Nature teaches us that the moment when darkness is greatest is also the moment that light is about to return.

[In Iran] On the winter solstice families gather for a feast and surround themselves with candles, eat pomegranates and nuts, and recite poetry. “It is a beautiful way of assuring you that you have lived through long nights before. It is precisely at the point that the night is longest and darkest that you’ve actually turned a corner.”

Medieval Persian writings suggested that if one could not afford a feast, it is enough to bring a flower, “Look for the smallest bit of beauty around you. That very much resonates today, at a time where it seems like the mega-systems are all broken or falling apart, to return your gaze to the small.”

Omid Safi, professor of Iranian studies at Duke University, describing the 2,500 year old Iranian winter tradition of Yalda in the New York Times

Inner things

Today is the Winter Solstice. Yet, all of this year had some qualities of winter.

In a way, winter is the real spring,

the time when the inner things happen,

the resurge of nature.

Edna O’Brien, Irish writer

Sunday Quote: Praise

O tell us, poet, what you do?
— I praise.


But those, dark, deadly, devastating ways,
how do you bear them, suffer them?
— I praise.

But the nameless, the anonymous. How, Poet, can you still invoke it?

– I praise.

Rainer Maria Rilke, Praise

Make a poem

Some words for these, the darkest days of the year: Silence, praise and inner life.

Accept what comes from silence.
Make the best you can of it.
Of the little words that come out of the silence,
like prayers prayed back to the one who prays,
make a poem that does not disturb the silence
from which it came.  

Wendell Berry, How to Be a Poet

Freedom

From the 17th to the 23rd of December a special sequence of invocations have been prayed, since at least the 5th Century.  The one for today remembers the Israelites journey out of slavery in Egypt:

O Adonai, You appeared to Moses in the burning bush,
and gave him the Law on Sinai:
come and save us with an outstretched arm.

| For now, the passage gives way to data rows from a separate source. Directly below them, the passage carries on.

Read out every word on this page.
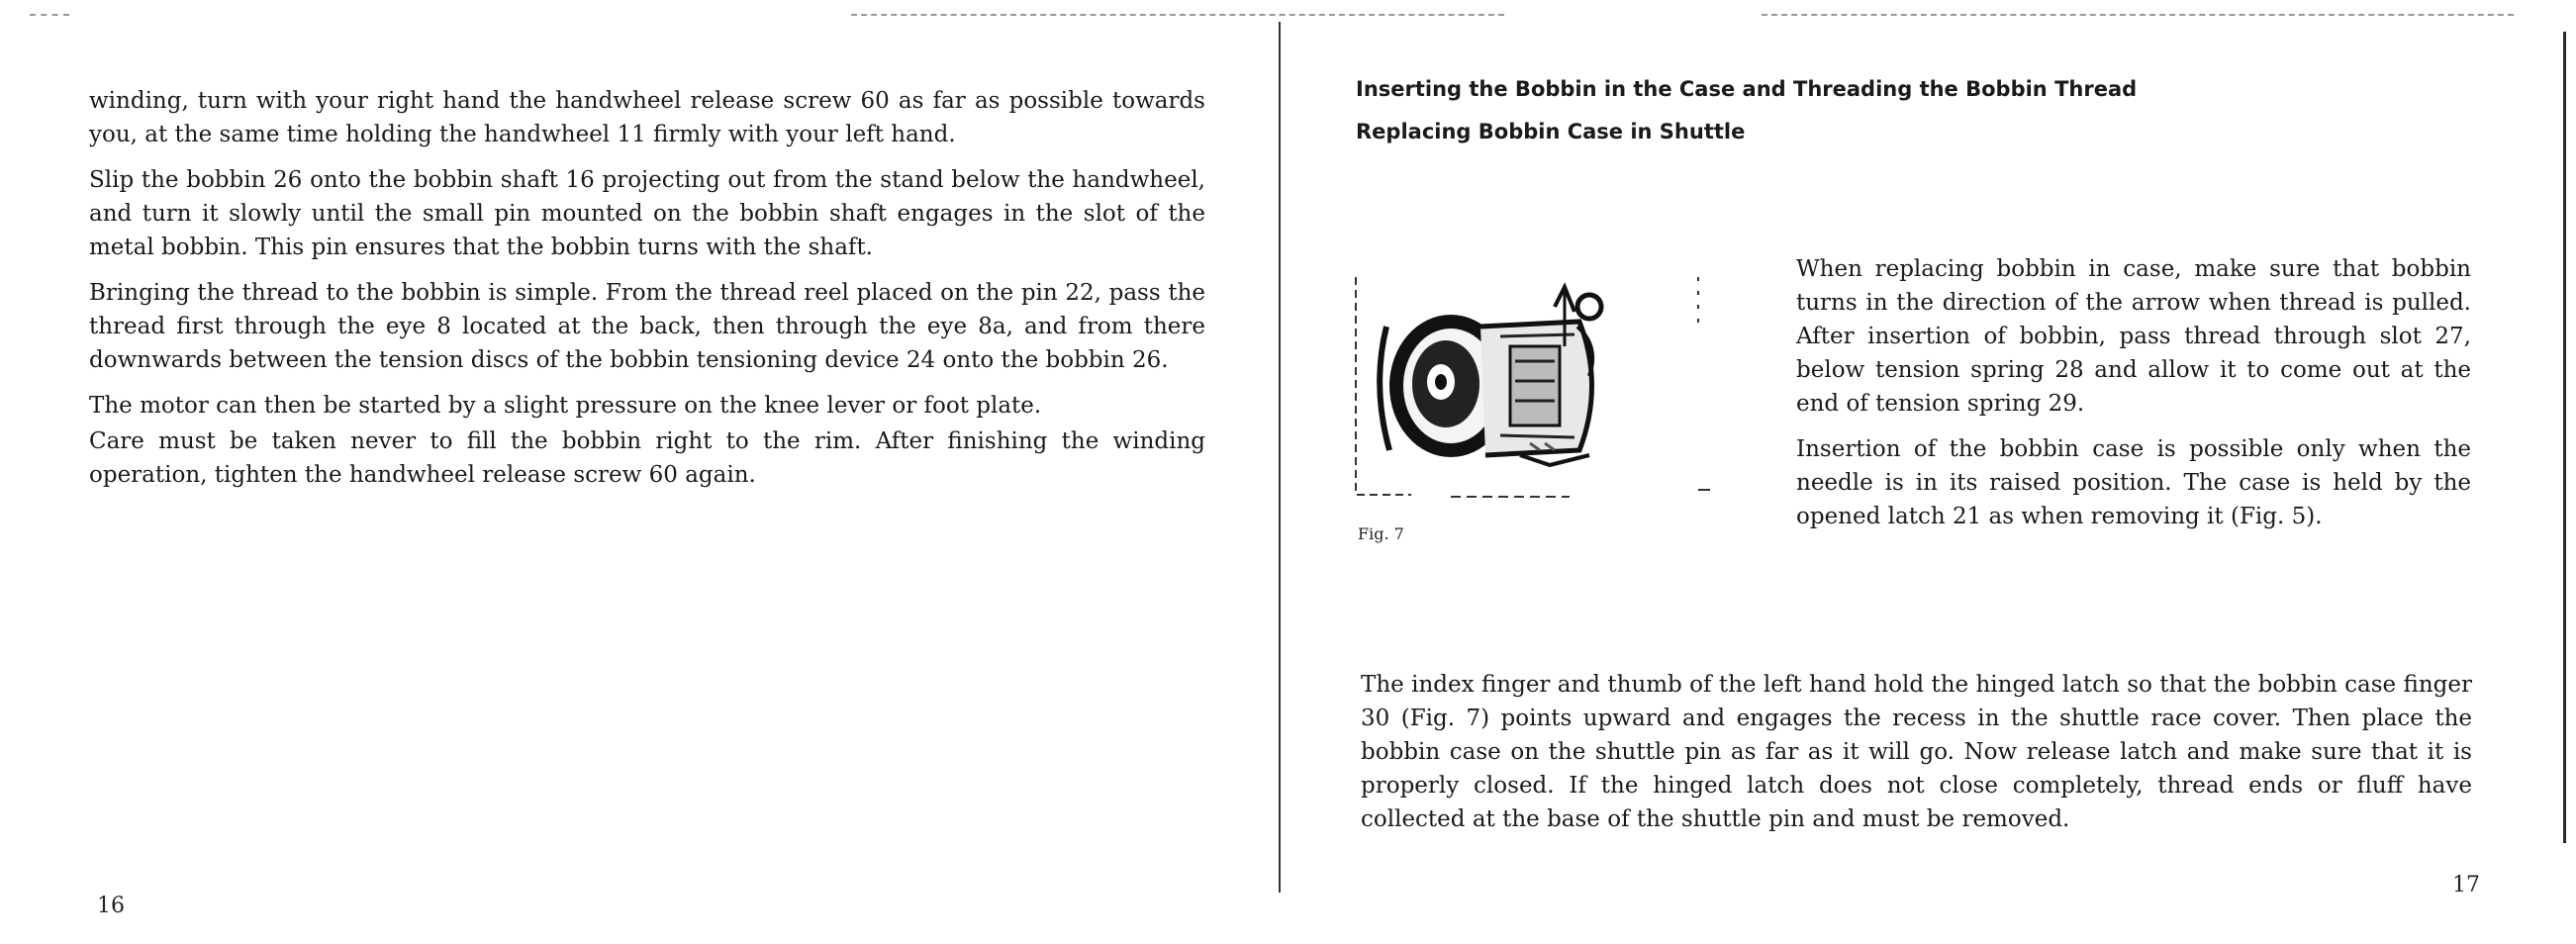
winding, turn with your right hand the handwheel release screw 60 as far as possible towards you, at the same time holding the handwheel 11 firmly with your left hand.

Slip the bobbin 26 onto the bobbin shaft 16 projecting out from the stand below the handwheel, and turn it slowly until the small pin mounted on the bobbin shaft engages in the slot of the metal bobbin. This pin ensures that the bobbin turns with the shaft.

Bringing the thread to the bobbin is simple. From the thread reel placed on the pin 22, pass the thread first through the eye 8 located at the back, then through the eye 8a, and from there downwards between the tension discs of the bobbin tensioning device 24 onto the bobbin 26.

The motor can then be started by a slight pressure on the knee lever or foot plate.

Care must be taken never to fill the bobbin right to the rim. After finishing the winding operation, tighten the handwheel release screw 60 again.

16
Inserting the Bobbin in the Case and Threading the Bobbin Thread
Replacing Bobbin Case in Shuttle
Fig. 7

When replacing bobbin in case, make sure that bobbin turns in the direction of the arrow when thread is pulled. After insertion of bobbin, pass thread through slot 27, below tension spring 28 and allow it to come out at the end of tension spring 29.

Insertion of the bobbin case is possible only when the needle is in its raised position. The case is held by the opened latch 21 as when removing it (Fig. 5).

The index finger and thumb of the left hand hold the hinged latch so that the bobbin case finger 30 (Fig. 7) points upward and engages the recess in the shuttle race cover. Then place the bobbin case on the shuttle pin as far as it will go. Now release latch and make sure that it is properly closed. If the hinged latch does not close completely, thread ends or fluff have collected at the base of the shuttle pin and must be removed.

17
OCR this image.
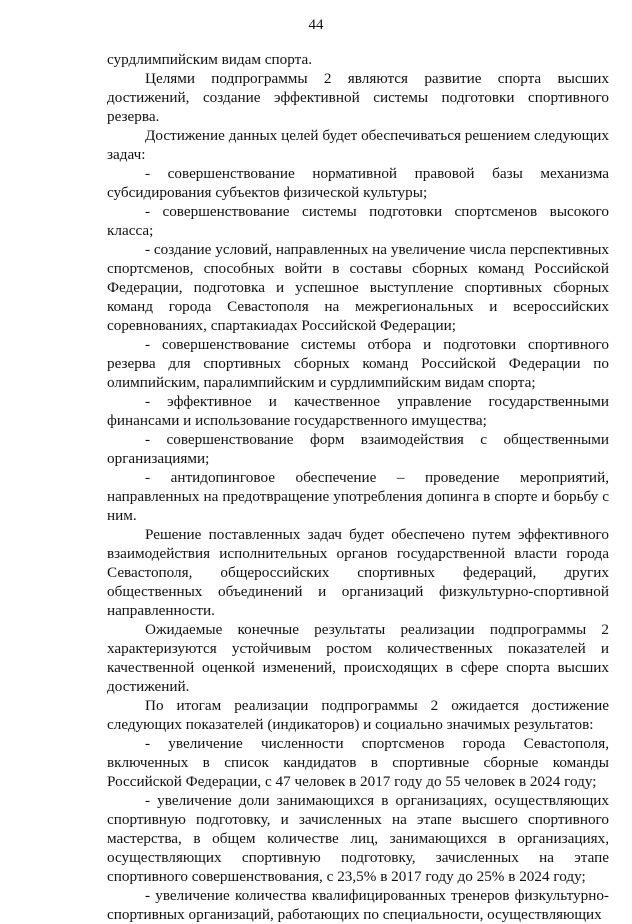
44

сурдлимпийским видам спорта.

Целями подпрограммы 2 являются развитие спорта высших достижений, создание эффективной системы подготовки спортивного резерва.

Достижение данных целей будет обеспечиваться решением следующих задач:

- совершенствование нормативной правовой базы механизма субсидирования субъектов физической культуры;

- совершенствование системы подготовки спортсменов высокого класса;

- создание условий, направленных на увеличение числа перспективных спортсменов, способных войти в составы сборных команд Российской Федерации, подготовка и успешное выступление спортивных сборных команд города Севастополя на межрегиональных и всероссийских соревнованиях, спартакиадах Российской Федерации;

- совершенствование системы отбора и подготовки спортивного резерва для спортивных сборных команд Российской Федерации по олимпийским, паралимпийским и сурдлимпийским видам спорта;

- эффективное и качественное управление государственными финансами и использование государственного имущества;

- совершенствование форм взаимодействия с общественными организациями;

- антидопинговое обеспечение – проведение мероприятий, направленных на предотвращение употребления допинга в спорте и борьбу с ним.

Решение поставленных задач будет обеспечено путем эффективного взаимодействия исполнительных органов государственной власти города Севастополя, общероссийских спортивных федераций, других общественных объединений и организаций физкультурно-спортивной направленности.

Ожидаемые конечные результаты реализации подпрограммы 2 характеризуются устойчивым ростом количественных показателей и качественной оценкой изменений, происходящих в сфере спорта высших достижений.

По итогам реализации подпрограммы 2 ожидается достижение следующих показателей (индикаторов) и социально значимых результатов:

- увеличение численности спортсменов города Севастополя, включенных в список кандидатов в спортивные сборные команды Российской Федерации, с 47 человек в 2017 году до 55 человек в 2024 году;

- увеличение доли занимающихся в организациях, осуществляющих спортивную подготовку, и зачисленных на этапе высшего спортивного мастерства, в общем количестве лиц, занимающихся в организациях, осуществляющих спортивную подготовку, зачисленных на этапе спортивного совершенствования, с 23,5% в 2017 году до 25% в 2024 году;

- увеличение количества квалифицированных тренеров физкультурно-спортивных организаций, работающих по специальности, осуществляющих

The word in Hebrew – Mitzraim – means “a narrow place”, so “going out from Egypt” can mean going from a place where we are stuck, to a wider place, a place where we are free. Many of us have felt stuck this year, so this ancient desire at this time, the darkest days of the year, reflects a deep longing to be freed, to see where we are trapped and to let go of what is dead in our lives.

You must learn one thing:
the world was made to be free in.

Sometimes it takes darkness and the sweet
confinement of your aloneness
to learn

anything or anyone
that does not bring you alive
is too small for you.

David Whyte, Sweet Darkness

Every step

Courage is like – it’s a habitus, a habit, a virtue: You get it by courageous acts.

It’s like you learn to swim by swimming. You learn courage by couraging.